Just like how the importance of transitions are a small-scale version of themes, the challenges for dealing with transitions are a small-scale version of themes. That doesn’t make them any easier, unfortunately. The issue with themes is structural- how do I organize all the key pieces of information? The problem with transitions comes about after everything has been organized and the AI has to figure out how to write everything up.

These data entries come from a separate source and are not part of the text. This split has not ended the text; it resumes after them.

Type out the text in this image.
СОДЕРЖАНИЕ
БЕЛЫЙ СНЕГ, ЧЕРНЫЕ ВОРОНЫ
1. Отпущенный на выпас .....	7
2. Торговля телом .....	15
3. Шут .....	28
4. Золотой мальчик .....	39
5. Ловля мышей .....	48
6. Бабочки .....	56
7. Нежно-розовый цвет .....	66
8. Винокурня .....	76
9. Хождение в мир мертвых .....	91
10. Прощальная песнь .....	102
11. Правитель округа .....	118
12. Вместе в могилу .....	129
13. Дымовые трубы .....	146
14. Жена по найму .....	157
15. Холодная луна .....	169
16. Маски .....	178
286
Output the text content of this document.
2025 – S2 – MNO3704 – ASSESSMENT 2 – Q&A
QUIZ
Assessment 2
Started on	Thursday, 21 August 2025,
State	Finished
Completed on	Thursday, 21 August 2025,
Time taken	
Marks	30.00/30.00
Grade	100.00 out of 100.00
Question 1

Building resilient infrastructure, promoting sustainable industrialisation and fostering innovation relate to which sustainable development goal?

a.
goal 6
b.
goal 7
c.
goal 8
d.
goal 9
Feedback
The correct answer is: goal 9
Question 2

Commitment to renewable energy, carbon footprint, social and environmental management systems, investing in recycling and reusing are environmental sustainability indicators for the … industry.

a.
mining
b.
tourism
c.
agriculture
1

Again, the solution is to have an AI system that understands conceptually what it is writing about. If it understands that one sentence is ‘good’ and the next sentence is ‘bad’, then it is on the path to being able to include the transitions needed to make for good writing. Of course, it’s not quite that simple, as there are many conceptual interactions taking place within every sentence. For example, starting out a sentence with “However, …” would read as robotic if happening twice within the span of a few sentences. Therefore, the AI system needs to find a way to take into account all of the conceptual interactions affecting a given sentence and still write it up properly.

Have no Fear!

These are all complex challenges, but thankfully infoSentience has built techniques that can handle The Three T’s with no problems. Whether it’s a sales report, stock report, sports report, or more, infoSentience can write it up at the same quality level as the best human writers. Of course, we can also do it within seconds and at near infinite scale (Bill Murray voice- “so we got that going for us”).